A number of limitations of this study exist. Compared to rates reported in the pilot study (SEL 45%, PLO 15%; George et al., 2003), EOT abstinence rates in the current study were much lower in the SEL group (16%) and slightly higher in the PLO group (20%). In addition, the placebo response rate in the current study was slightly higher than the average placebo rate in recent reviews of behavioral and medication treatments for nicotine dependence (∼11-14%; Fiore et al., 2008). Because the study had a large number of inclusion and exclusion criteria, only 5.7% of people who were screened by phone and 41.9% of people who were screened in person were eventually randomized into the study. It should be noted that these percentages, while low, are consistent with the randomization rates of other recent trials of pharmacological treatments for nicotine dependence (e.g., Schnoll et al., 2008; Steinberg et al., 2009).
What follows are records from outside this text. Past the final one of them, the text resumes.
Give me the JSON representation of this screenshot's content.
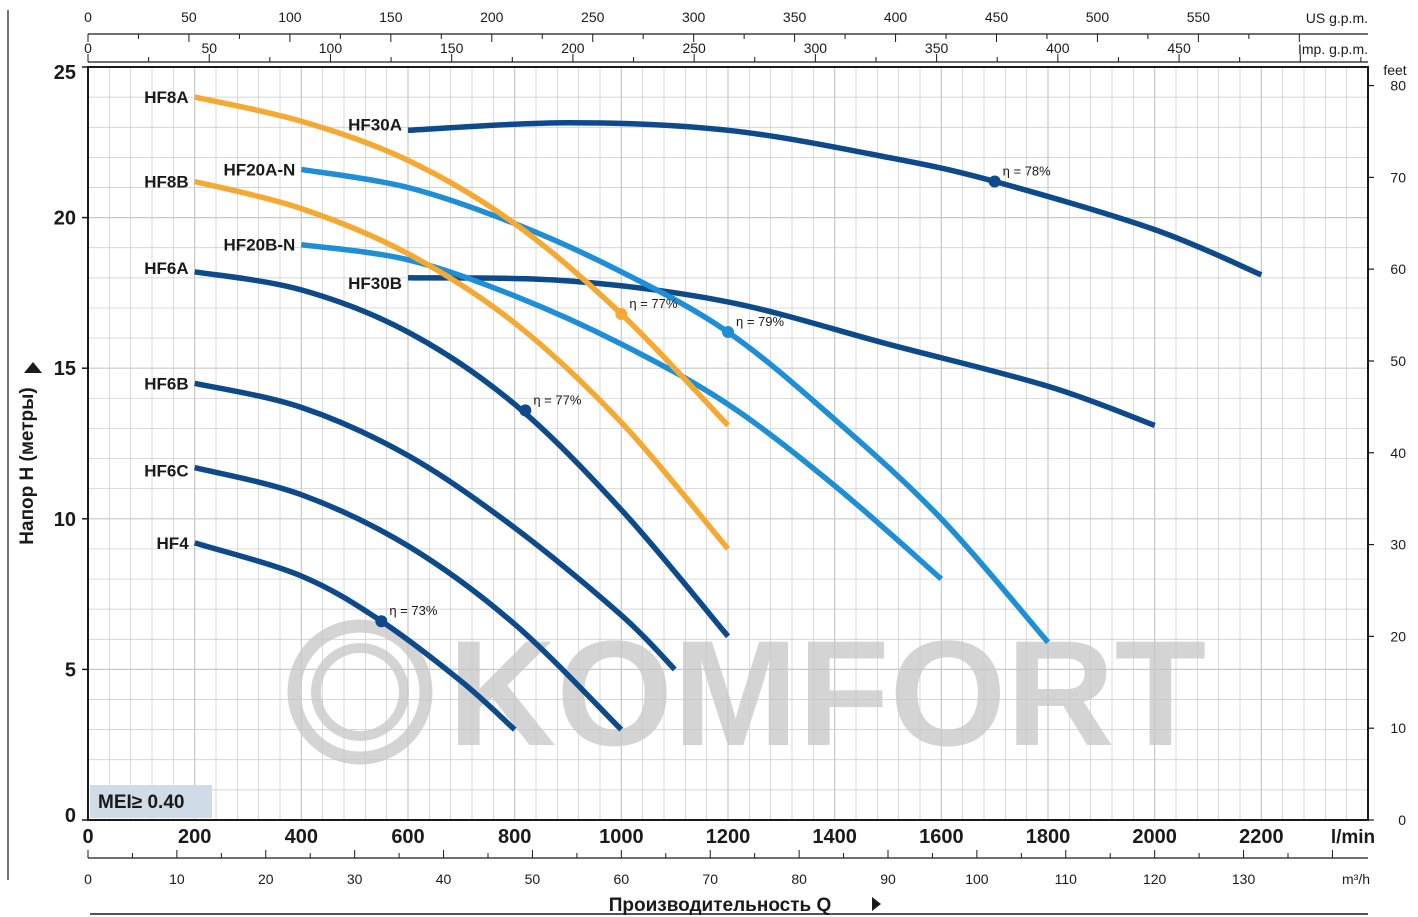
{
  "watermark": "KOMFORT",
  "badge": "MEI≥ 0.40",
  "colors": {
    "dark_blue": "#0d4a8b",
    "light_blue": "#1e8fd6",
    "orange": "#f5a933",
    "grid": "#c8c8c8"
  },
  "chart_data": {
    "type": "line",
    "xlabel": "Производительность Q",
    "ylabel": "Напор H (метры)",
    "xlim": [
      0,
      2400
    ],
    "ylim": [
      0,
      25
    ],
    "x_unit": "l/min",
    "y_unit_right": "feet",
    "grid": true,
    "x_ticks": [
      0,
      200,
      400,
      600,
      800,
      1000,
      1200,
      1400,
      1600,
      1800,
      2000,
      2200
    ],
    "y_ticks": [
      0,
      5,
      10,
      15,
      20,
      25
    ],
    "feet_ticks": [
      0,
      10,
      20,
      30,
      40,
      50,
      60,
      70,
      80
    ],
    "m3h_unit": "m³/h",
    "m3h_ticks": [
      0,
      10,
      20,
      30,
      40,
      50,
      60,
      70,
      80,
      90,
      100,
      110,
      120,
      130
    ],
    "us_gpm_unit": "US g.p.m.",
    "us_gpm_ticks": [
      0,
      50,
      100,
      150,
      200,
      250,
      300,
      350,
      400,
      450,
      500,
      550
    ],
    "imp_gpm_unit": "Imp. g.p.m.",
    "imp_gpm_ticks": [
      0,
      50,
      100,
      150,
      200,
      250,
      300,
      350,
      400,
      450
    ],
    "series": [
      {
        "name": "HF30A",
        "color": "#0d4a8b",
        "x": [
          600,
          900,
          1200,
          1500,
          1700,
          2000,
          2200
        ],
        "y": [
          22.9,
          23.15,
          22.9,
          22.0,
          21.2,
          19.6,
          18.1
        ]
      },
      {
        "name": "HF30B",
        "color": "#0d4a8b",
        "x": [
          600,
          900,
          1200,
          1500,
          1800,
          2000
        ],
        "y": [
          18.0,
          17.9,
          17.2,
          15.8,
          14.4,
          13.1
        ]
      },
      {
        "name": "HF20A-N",
        "color": "#1e8fd6",
        "x": [
          400,
          600,
          800,
          1000,
          1200,
          1400,
          1600,
          1800
        ],
        "y": [
          21.6,
          21.0,
          19.8,
          18.2,
          16.2,
          13.3,
          10.0,
          5.9
        ]
      },
      {
        "name": "HF20B-N",
        "color": "#1e8fd6",
        "x": [
          400,
          600,
          800,
          1000,
          1200,
          1400,
          1600
        ],
        "y": [
          19.1,
          18.6,
          17.4,
          15.8,
          13.8,
          11.1,
          8.0
        ]
      },
      {
        "name": "HF8A",
        "color": "#f5a933",
        "x": [
          200,
          400,
          600,
          800,
          1000,
          1200
        ],
        "y": [
          24.0,
          23.2,
          21.9,
          19.8,
          16.8,
          13.1
        ]
      },
      {
        "name": "HF8B",
        "color": "#f5a933",
        "x": [
          200,
          400,
          600,
          800,
          1000,
          1200
        ],
        "y": [
          21.2,
          20.3,
          18.8,
          16.5,
          13.2,
          9.0
        ]
      },
      {
        "name": "HF6A",
        "color": "#0d4a8b",
        "x": [
          200,
          400,
          600,
          800,
          1000,
          1200
        ],
        "y": [
          18.2,
          17.6,
          16.2,
          13.8,
          10.3,
          6.1
        ]
      },
      {
        "name": "HF6B",
        "color": "#0d4a8b",
        "x": [
          200,
          400,
          600,
          800,
          1000,
          1100
        ],
        "y": [
          14.5,
          13.7,
          12.1,
          9.7,
          6.8,
          5.0
        ]
      },
      {
        "name": "HF6C",
        "color": "#0d4a8b",
        "x": [
          200,
          400,
          600,
          800,
          1000
        ],
        "y": [
          11.7,
          10.8,
          9.1,
          6.5,
          3.0
        ]
      },
      {
        "name": "HF4",
        "color": "#0d4a8b",
        "x": [
          200,
          400,
          550,
          700,
          800
        ],
        "y": [
          9.2,
          8.1,
          6.6,
          4.6,
          3.0
        ]
      }
    ],
    "annotations": [
      {
        "text": "η = 78%",
        "series": "HF30A",
        "x": 1700,
        "y": 21.2
      },
      {
        "text": "η = 77%",
        "series": "HF8A",
        "x": 1000,
        "y": 16.8
      },
      {
        "text": "η = 79%",
        "series": "HF20A-N",
        "x": 1200,
        "y": 16.2
      },
      {
        "text": "η = 77%",
        "series": "HF6A",
        "x": 820,
        "y": 13.6
      },
      {
        "text": "η = 73%",
        "series": "HF4",
        "x": 550,
        "y": 6.6
      }
    ]
  }
}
In addition, participants in the study were primarily Caucasian smokers with high levels of education and were free from current psychiatric or substance use disorders, which may limit the generalizability of our findings to other groups of smokers. Further, participants had to report motivation to quit smoking in the next month, had to attend a minimum of three screening appointments over a month (∼5-6 total hours of time), and had to complete intensive assessment batteries. These were not requirements of the pilot study (George et al., 2003). Despite reporting a high level of motivation to quit, participants in this study were nicotine dependent refractory smokers who had tried to quit smoking approximately 6 times before entering the study and had been smoking for 30 years, on average. Reviews of both pharmacological and behavioral smoking cessation trials for adult smokers have reported decreases in abstinence rates over time (Irvin and Brandon, 2000; Irvin et al., 2003) suggesting that smokers have become a more difficult group to treat.

Finally, our power to detect differences in smoking abstinence was decreased due to issues related to both recruitment and retention of participants. Although the recruitment goal was to enroll 200 participants, only 101 participants were eligible to be randomized after conducting over 1800 phone screens. In addition, there were a significant number of participants in both medication groups who discontinued treatment during the study (35% of the randomized sample), and only half of the participants completed the 6MFU assessment. While power analysis suggested that 101 participants would provide sufficient power for the EOT and CA analyses, our analysis of the 6MFU data required a greater number of participants (n=150) and therefore was underpowered. Aspects of the medication, recruitment, our sample, treatment retention, and the study design may all have contributed to lack of significant differences in quit rates between participants receiving SEL and PLO in the present study.

In this moderately-sized trial, oral SEL as an adjunct to brief behavioral treatment did not improve smoking quit rates as compared to PLO. Researchers are currently working to test novel medications that works on a variety of neurotransmitter systems implicated in smoking, including MAOIs (George, 2006). It is crucial to continue working to develop novel medication treatments for nicotine dependence in order to improve smoking cessation outcomes and reduce the enormous harmful health and economic costs to persons and society.

Footnotes

*

The Clinicaltrials.gov Registration No. for this trial, “Usefulness of Selegiline as an Aid to Quit Smoking,” is NCT00129311.